Mrs. Pidgeon laughed. "Well," she said, "all right. And maybe tomorrow we can work on a poem for different voices. That's a poem that we recite together, taking different parts."

"Like a play?" asked Beanie.

"A little like a play, I suppose."

"I want a big part," said Chelsea. "I want to be a star!"

"A superstar!" Malcolm said. He stood up and bowed deeply. "Thank you to all my many fans," he said.

6.

A substitute! Mrs. Pidgeon's second grade class had a substitute teacher for the very first time. It was a little scary.

Mr. Leroy entered the classroom with a tall, thin woman and introduced her. "Class," he said, "this is Miss Overgaard. We're fortunate that she was able to substitute at the very last minute. Mrs. Pidgeon has a serious emergency, and she isn't able to come to school today. But she says that she left lesson plans, and I'm sure Miss Overgaard will be able to handle everything just fine.

"You'll let me know if you have any problems?" he said to the tall, thin lady. She wasn't paying any attention to Mr. Leroy. She had carefully taken off her coat, revealing a dark dress with heavy brass buttons, rather like a military uniform, and a pair of glasses dangling from a cord around her neck. Next she reached up to remove the hat she was wearing over her thin straight hair. Ignoring the principal, she hung her coat on the hook behind the door and then placed her hat on the shelf where the dictionaries were stacked. Then, lifting her glasses to sit atop her long nose, she began looking through the drawers of Mrs. Pidgeon's desk.

"Well," he said. "I guess I'll head to my office. This is a fine class," he told Miss Overgaard as he turned to leave the room. "Very creative. Class?" He looked at the children. "See you later—"

"Alligator!" they all responded.

Miss Overgaard jumped. Mr. Leroy smiled at the second-graders, and the door closed behind him.

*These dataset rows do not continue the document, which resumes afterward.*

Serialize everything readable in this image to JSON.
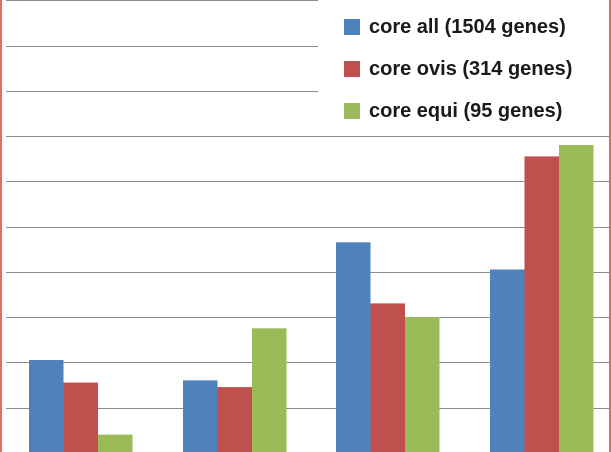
{
  "chart_data": {
    "type": "bar",
    "categories": [
      "",
      "",
      "",
      ""
    ],
    "series": [
      {
        "name": "core all (1504 genes)",
        "color": "#4f81bd",
        "values": [
          10.5,
          6.0,
          36.5,
          30.5
        ]
      },
      {
        "name": "core ovis (314 genes)",
        "color": "#c0504d",
        "values": [
          5.5,
          4.5,
          23.0,
          55.5
        ]
      },
      {
        "name": "core equi (95 genes)",
        "color": "#9bbb59",
        "values": [
          -6.0,
          17.5,
          20.0,
          58.0
        ]
      }
    ],
    "ylim": [
      -10,
      90
    ],
    "grid": true,
    "legend_position": "top-right",
    "title": "",
    "xlabel": "",
    "ylabel": ""
  }
}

All of the children, even Gooney Bird Greene, were silent. They watched as the substitute wrote her name on the board in large letters.

MISS OVERGAARD

"Two
a
's together?" Barry Tuckerman said aloud. "I never saw two
a
's together before!"

The substitute teacher clapped her hands. "I'll have no calling out!" she said in a firm, loud voice. "Please raise your hand and ask permission if you wish to speak."

The room became silent.

"Good. Now I will read your names from this list, and I expect you to say 'present' when you hear your name called." She began reading from the list, and each child replied.

"Present," said Nicholas nervously.

"Present," Beanie said, looking at the floor.

"Present," Malcolm said loudly, wiggling at his desk.

"Prethent," said Felicia Ann in a whisper.

"Louder, please. More distinctly."

Felicia Ann's face turned pink. "Prethent," she said again.